I have been gainfully employed as a freelance writer for the past three decades. During this time, I have ridden the waves of the proverbial feast-or-famine cycles. When I was flush with work, I didn’t spend much time marketing. When I had little work, I worked to find work. It’s a pattern I know well — and have executed successfully numerous times. Yet, I am still nervous about my next round of self-promotion.
Self-promotion is the bane of many freelancers; yet, without it we could never build sustaining careers. Few freelancers I know want to spend their time making cold calls, sending promotions, and chit-chatting with potential clients at industry events. We would rather be writing. However, the freelance lifestyle demands self-promotion — and on a regular basis. The freelance life is rarely stable in the way that full-time jobs typically are. Our income is tied to our ability to continually find new clients.
Three-and-a-half years ago, I hit the equivalent of the “freelance jackpot,” just as the economy was tanking. In March 2008, a former client contacted me with a writing project: updating one of his product’s brochures. That assignment led to another, and another, and another, as he launched new products and updated existing ones. I wrote all his marketing materials, from web copy to white papers: And I stayed steadily employed almost exclusively with him — until now.
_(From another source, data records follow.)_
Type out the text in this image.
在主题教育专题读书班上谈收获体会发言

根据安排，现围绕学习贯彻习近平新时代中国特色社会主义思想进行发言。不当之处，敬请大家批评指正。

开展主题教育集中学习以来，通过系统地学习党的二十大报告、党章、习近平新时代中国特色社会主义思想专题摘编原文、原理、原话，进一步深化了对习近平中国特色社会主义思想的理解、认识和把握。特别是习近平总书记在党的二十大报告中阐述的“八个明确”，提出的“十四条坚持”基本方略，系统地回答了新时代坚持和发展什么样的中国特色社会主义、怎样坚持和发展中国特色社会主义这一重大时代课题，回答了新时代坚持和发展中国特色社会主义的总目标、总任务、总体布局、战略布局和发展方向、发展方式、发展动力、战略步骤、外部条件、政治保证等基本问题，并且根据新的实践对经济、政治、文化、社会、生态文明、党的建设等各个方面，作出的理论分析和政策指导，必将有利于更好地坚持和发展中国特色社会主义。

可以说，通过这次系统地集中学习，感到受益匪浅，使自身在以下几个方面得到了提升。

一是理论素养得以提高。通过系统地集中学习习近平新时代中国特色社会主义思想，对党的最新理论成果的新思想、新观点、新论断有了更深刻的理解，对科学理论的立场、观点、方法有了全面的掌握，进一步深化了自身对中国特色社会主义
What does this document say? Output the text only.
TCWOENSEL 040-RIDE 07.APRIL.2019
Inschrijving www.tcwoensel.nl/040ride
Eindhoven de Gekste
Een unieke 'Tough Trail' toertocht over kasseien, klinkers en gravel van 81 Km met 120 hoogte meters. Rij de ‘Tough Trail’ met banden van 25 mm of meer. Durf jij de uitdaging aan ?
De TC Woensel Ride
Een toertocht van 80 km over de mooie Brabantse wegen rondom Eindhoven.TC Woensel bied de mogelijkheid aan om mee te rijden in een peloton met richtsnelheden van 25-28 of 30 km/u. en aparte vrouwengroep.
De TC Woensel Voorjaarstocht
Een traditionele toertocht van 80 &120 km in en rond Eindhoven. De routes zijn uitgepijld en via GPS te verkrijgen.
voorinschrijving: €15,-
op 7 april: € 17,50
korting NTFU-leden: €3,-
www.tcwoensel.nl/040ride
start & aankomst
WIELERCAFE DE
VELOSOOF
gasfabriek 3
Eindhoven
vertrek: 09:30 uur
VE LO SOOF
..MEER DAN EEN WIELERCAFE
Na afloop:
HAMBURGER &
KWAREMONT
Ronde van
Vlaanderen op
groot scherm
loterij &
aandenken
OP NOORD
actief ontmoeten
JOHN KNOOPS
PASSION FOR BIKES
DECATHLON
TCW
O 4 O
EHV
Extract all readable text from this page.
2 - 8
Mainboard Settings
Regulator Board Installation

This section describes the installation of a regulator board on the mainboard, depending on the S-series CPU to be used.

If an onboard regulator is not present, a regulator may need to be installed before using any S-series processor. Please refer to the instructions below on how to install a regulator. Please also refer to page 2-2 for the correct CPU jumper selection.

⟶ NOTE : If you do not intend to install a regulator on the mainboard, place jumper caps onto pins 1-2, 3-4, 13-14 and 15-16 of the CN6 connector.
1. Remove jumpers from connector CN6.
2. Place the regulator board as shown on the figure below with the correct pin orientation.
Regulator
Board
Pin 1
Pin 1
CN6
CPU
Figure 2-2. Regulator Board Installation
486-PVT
I feel extremely lucky to have made it as a freelancer for 30 years, including through the country’s recent economic crisis. But in the past few years I have become so comfortable with my steady work for this one company that I lost touch with the local business world. In fact, I have no idea how the economic crisis has impacted life for freelance writers in my area. I am about to find out.
The steady work I’ve enjoyed for this company is coming to a close. My client now has all of his marketing and sales material up-to-date. He will likely employ me for small projects in the future, but nothing that will pay all the bills every month.
Very soon I will be, once again, taking the steps necessary to market myself to potential clients. I will create a contact list, start cold calling my contacts, follow up with hot leads, attend networking events — and hope that I find enough work to keep myself in food, housing, health care, and other essentials long into the future.
I’ve followed the self-promotion path dozens of time in the up-and-down world that is my life as a freelancer. This time I will do something a little different. I will document my search for new clients on this blog — and share my experiences with other freelance writers.
As I write this blog, I hope to hear from other freelance writers about how they are fairing in today’s business world. Please share details about the freelance climate in your area, the impact of the economic crisis on freelancing, and how you are promoting yourself to stay gainfully employed as a freelancer.
It’s a good time to learn from each other.